Now we are the first to advocate for more investment in recycling, and R&D for more efficient processes, which is what Liam represents. But Reuters reported that

The system started to operate at full capacity last month and can take apart one iPhone 6 every 11 seconds to recover aluminum, copper, tin, tungsten, cobalt, gold and silver parts, according to Apple.

At that rate and working uninterrupted, Liam likely can handle no more than a few million phones per year, a small fraction of the more than 231 million phones Apple sold in 2015.

If Apple is going to invest in a legion of Liams, ok… But most importantly, as Reuters reports

Professional e-waste recyclers, which handle the bulk of discarded iPhones, will not have access to Liam.

 

Apple’s real challenge

So we can conclude that Apple is doing what Apple does best – controlling its entire value chain. And as many commentators remarked, this investment in recycling robotics represents a shift away from jobs for humans. Jobs in assembly and disassembly will fade away. (It seems the only roles for left for people will be pulling minerals like tantalum out of the ground for the cheapest possible price and selling more product from slick stores.)
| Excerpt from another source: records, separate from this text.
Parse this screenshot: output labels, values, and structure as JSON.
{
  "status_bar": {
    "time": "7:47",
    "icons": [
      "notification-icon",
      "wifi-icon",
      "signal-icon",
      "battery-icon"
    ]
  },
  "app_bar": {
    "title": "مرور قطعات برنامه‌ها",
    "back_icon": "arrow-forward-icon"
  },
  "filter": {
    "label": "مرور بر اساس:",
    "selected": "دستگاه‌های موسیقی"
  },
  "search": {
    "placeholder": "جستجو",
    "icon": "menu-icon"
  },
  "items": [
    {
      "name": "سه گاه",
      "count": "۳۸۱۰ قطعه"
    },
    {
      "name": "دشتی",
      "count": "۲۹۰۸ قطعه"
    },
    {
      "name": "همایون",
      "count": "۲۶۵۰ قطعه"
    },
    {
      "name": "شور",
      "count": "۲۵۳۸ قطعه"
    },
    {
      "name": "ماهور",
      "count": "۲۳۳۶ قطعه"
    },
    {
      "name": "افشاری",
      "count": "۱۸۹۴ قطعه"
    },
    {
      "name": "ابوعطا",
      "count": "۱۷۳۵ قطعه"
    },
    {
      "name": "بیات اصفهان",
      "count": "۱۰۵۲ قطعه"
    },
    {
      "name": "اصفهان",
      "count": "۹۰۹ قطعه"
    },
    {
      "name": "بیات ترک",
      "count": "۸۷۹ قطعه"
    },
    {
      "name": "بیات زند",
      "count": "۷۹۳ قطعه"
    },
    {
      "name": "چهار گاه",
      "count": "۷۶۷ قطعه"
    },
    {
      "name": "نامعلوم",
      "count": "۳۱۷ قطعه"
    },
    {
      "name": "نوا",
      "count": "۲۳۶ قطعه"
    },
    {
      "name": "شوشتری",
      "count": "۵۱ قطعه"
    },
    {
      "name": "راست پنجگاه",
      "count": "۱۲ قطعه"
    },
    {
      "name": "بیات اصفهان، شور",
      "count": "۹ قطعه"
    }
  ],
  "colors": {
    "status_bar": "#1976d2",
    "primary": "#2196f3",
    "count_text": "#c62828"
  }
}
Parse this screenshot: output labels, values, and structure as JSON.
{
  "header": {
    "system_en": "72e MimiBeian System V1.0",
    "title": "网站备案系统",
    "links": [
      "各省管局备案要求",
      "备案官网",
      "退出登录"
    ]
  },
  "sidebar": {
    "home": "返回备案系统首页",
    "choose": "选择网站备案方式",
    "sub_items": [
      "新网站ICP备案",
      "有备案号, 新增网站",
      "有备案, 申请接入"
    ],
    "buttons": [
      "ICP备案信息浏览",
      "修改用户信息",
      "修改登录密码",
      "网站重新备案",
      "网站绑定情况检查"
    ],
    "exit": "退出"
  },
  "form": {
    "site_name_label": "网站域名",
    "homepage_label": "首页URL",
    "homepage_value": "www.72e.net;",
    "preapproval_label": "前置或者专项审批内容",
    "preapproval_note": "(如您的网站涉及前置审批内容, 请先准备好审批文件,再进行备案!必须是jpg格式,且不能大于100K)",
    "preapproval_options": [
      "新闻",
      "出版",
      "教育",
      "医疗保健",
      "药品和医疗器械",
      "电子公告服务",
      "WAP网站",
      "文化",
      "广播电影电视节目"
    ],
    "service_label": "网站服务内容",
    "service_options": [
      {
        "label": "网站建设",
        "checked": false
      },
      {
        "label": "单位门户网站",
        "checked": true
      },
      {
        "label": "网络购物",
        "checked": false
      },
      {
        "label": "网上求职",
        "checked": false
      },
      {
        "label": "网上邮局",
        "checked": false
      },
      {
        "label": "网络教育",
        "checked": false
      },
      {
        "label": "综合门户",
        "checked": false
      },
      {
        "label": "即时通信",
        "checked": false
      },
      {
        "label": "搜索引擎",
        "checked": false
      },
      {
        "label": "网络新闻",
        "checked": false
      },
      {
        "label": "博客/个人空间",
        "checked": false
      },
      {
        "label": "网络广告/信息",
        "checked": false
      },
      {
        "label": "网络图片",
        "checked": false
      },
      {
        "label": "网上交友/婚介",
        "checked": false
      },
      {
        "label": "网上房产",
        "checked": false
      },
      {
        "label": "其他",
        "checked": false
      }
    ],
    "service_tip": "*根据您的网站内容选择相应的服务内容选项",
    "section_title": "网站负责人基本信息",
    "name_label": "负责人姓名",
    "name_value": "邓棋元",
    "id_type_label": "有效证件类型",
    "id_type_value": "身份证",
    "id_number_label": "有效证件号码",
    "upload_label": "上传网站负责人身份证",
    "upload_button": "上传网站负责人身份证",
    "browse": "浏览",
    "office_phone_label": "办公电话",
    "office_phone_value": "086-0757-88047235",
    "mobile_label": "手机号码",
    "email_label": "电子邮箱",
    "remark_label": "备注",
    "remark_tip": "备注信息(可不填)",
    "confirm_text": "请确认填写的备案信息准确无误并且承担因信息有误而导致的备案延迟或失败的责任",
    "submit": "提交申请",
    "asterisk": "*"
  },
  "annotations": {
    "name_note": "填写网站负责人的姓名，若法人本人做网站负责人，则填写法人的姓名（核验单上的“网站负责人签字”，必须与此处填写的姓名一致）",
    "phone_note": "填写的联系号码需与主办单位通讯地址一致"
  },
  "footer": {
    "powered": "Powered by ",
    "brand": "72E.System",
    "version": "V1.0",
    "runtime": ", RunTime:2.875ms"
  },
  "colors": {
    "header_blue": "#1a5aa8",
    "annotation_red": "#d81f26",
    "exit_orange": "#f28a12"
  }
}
We’ve always said that we would like to see a circular economy, but one with people at the centre, working in design, customisation, education, repair, reuse and remanufacture. Otherwise we risk living in the passive, polluted (off)world of Wall-E.

While Apple’s Liam represents an important recognition of the need to “close the loop” it is also a mascot for an unreal future where we can continue to mindlessly buy and discard with no real consequences to people and planet.

Apple must be challenged to clean up its manufacture (and its supply chains) and to explain to us how people fit into their vision of a “circular economy”. (Execs at much-reviled companies like Uber have shown an interest in the “basic social income” – which means even they are grappling with the logical social and economic outcomes of mass automation!)